While it is impossible to quantify exactly how much the company will have to pay out, the majority of expenses have already been accounted for in my opinion. BP has so far recognized charges in the amount of $42.7 billion of which "only" $470 million were added in 2013. Even if settlement charges increase in 2014 and beyond as a result of another adverse court ruling, BP has the resources to pay such claims out of operating cash flow.
2. BP has sold its 50% stake in TNK-BP to Rosneft (OTCPK:RNFTF) in 2013 and received $12.5 billion in cash and an 18.50% stake in Rosneft (this came in addition to BP's prior 1.25% stake in the Russian oil- and gas company). Russia is a very attractive, resource-rich exploration market and BP's now 19.75% stake has significant value: Rosneft contributed a massive $0.8 billion to BP's third quarter underlying earnings and $1.1 billion in the fourth quarter of 2013.
3. BP announced a $10 billion asset divestment program in 2013 in order to increase its distributions to shareholders. I estimate that the company will use 80% or more of disposal proceeds from non-core asset sales to repurchase shares which should provide crucial support for BP's share price in 2014.
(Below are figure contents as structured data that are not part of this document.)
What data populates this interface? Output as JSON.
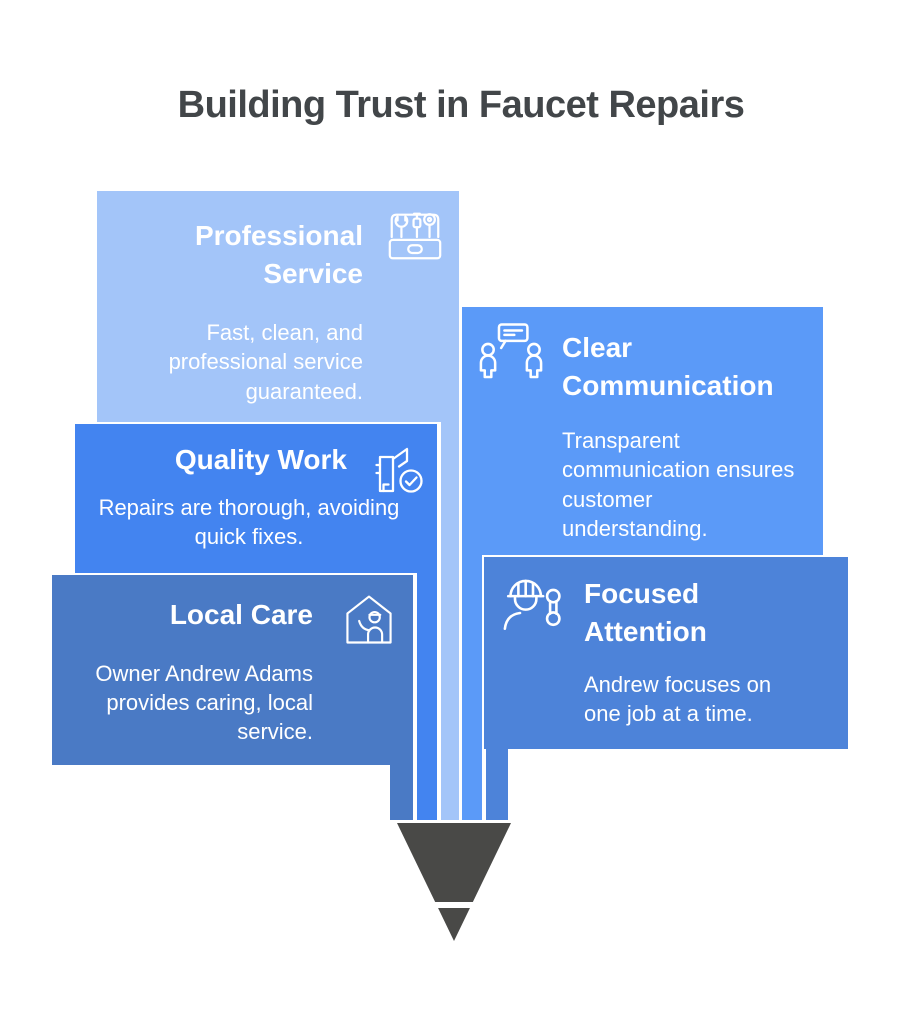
{
  "page": {
    "title": "Building Trust in Faucet Repairs",
    "title_color": "#424649",
    "background_color": "#ffffff"
  },
  "cards": [
    {
      "id": "professional-service",
      "title": "Professional Service",
      "body": "Fast, clean, and professional service guaranteed.",
      "icon": "toolbox-icon",
      "color": "#a3c5f9",
      "text_align": "right"
    },
    {
      "id": "clear-communication",
      "title": "Clear Communication",
      "body": "Transparent communication ensures customer understanding.",
      "icon": "chat-people-icon",
      "color": "#5b9af8",
      "text_align": "left"
    },
    {
      "id": "quality-work",
      "title": "Quality Work",
      "body": "Repairs are thorough, avoiding quick fixes.",
      "icon": "building-check-icon",
      "color": "#4384f0",
      "text_align": "right"
    },
    {
      "id": "local-care",
      "title": "Local Care",
      "body": "Owner Andrew Adams provides caring, local service.",
      "icon": "house-person-icon",
      "color": "#4a7ac5",
      "text_align": "right"
    },
    {
      "id": "focused-attention",
      "title": "Focused Attention",
      "body": "Andrew focuses on one job at a time.",
      "icon": "worker-wrench-icon",
      "color": "#4d83d9",
      "text_align": "left"
    }
  ],
  "pencil": {
    "tip_color": "#494947",
    "stripe_colors": [
      "#4a7ac5",
      "#4384f0",
      "#a3c5f9",
      "#5b9af8",
      "#4d83d9"
    ]
  }
}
4. BP is still one of the cheapest, highest-yielding, diversified companies in the large-cap oil- and gas sector. BP trades at just eleven times forward earnings and provides investors with a dividend yield of 4.57%. Investors are also looking at an increasing dividend stream in the coming years especially if BP commits a part of their divestment proceeds to increasing its quarterly dividend.
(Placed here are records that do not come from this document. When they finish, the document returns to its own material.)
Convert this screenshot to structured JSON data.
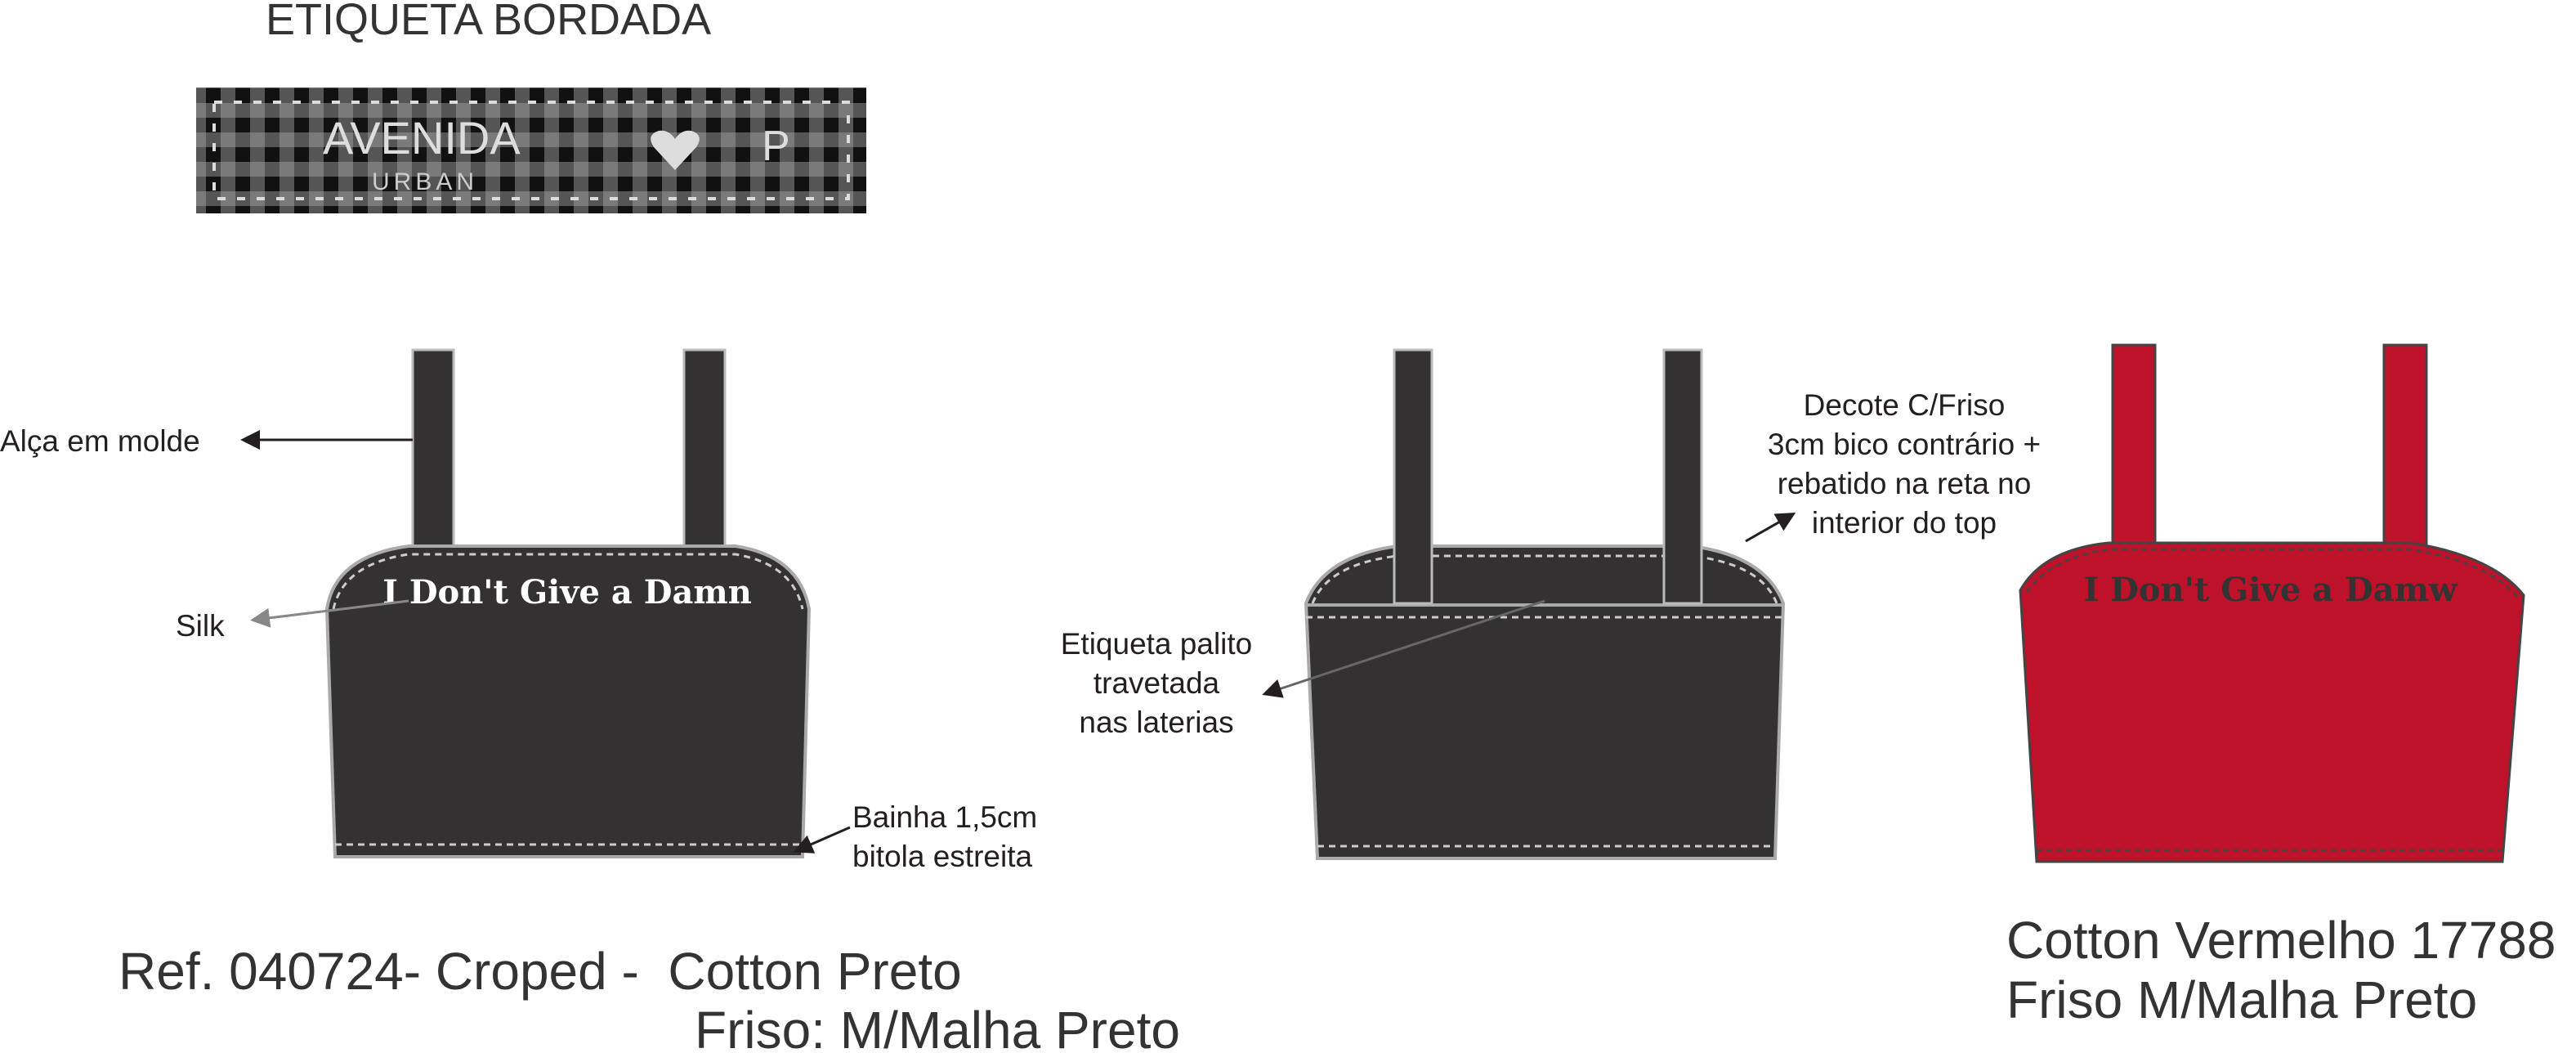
{
  "header": {
    "title": "ETIQUETA BORDADA"
  },
  "label_patch": {
    "brand": "AVENIDA",
    "sub": "URBAN",
    "size": "P",
    "icon": "heart-icon"
  },
  "annotations": {
    "alca": "Alça em molde",
    "silk": "Silk",
    "bainha": [
      "Bainha 1,5cm",
      "bitola estreita"
    ],
    "etiqueta": [
      "Etiqueta palito",
      "travetada",
      "nas laterias"
    ],
    "decote": [
      "Decote C/Friso",
      "3cm bico contrário +",
      "rebatido na reta no",
      "interior do top"
    ]
  },
  "prints": {
    "black": "I Don't Give a Damn",
    "red": "I Don't Give a Damw"
  },
  "footer": {
    "ref_line": "Ref. 040724- Croped -  Cotton Preto",
    "ref_friso": "Friso: M/Malha Preto",
    "variant_line": "Cotton Vermelho 17788",
    "variant_friso": "Friso M/Malha Preto"
  },
  "colors": {
    "black_fabric": "#333132",
    "red_fabric": "#bd1229",
    "stitch": "#bdbdbd"
  }
}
5. BP has demonstrated strong short-term momentum and just marked a new 52-week High on February 20, 2014 at $49.96 under high volume. BP now quotes at $50.42 in pre-market trading. Both developments, new 52-week High under high volume and a recapture of the psychologically important $50 mark, are bullish signs for BP's stock.
BP offers investors asymmetric rebound potential as litigation/settlement issues dragged down BP's share price way too long. I think long-term investors will do well with BP as its low price and high dividend yield both provide a significant margin of safety. At just eleven times forward earnings BP is more expensive than just two month ago, but the oil major still faces a set of catalysts that could positively affect BP's stock price. Non-core asset sales in the amount of $10 billion, manageable settlement payouts, share repurchases and a higher quarterly dividend could be instrumental in propelling BP's shares higher in 2014. In addition, BP's Rosneft stake could prove to be a true cash cow over the next years if earnings momentum from 2013 is sustained. Strong, long-term BUY.
Disclosure: I am long BP. I wrote this article myself, and it expresses my own opinions. I am not receiving compensation for it (other than from Seeking Alpha). I have no business relationship with any company whose stock is mentioned in this article.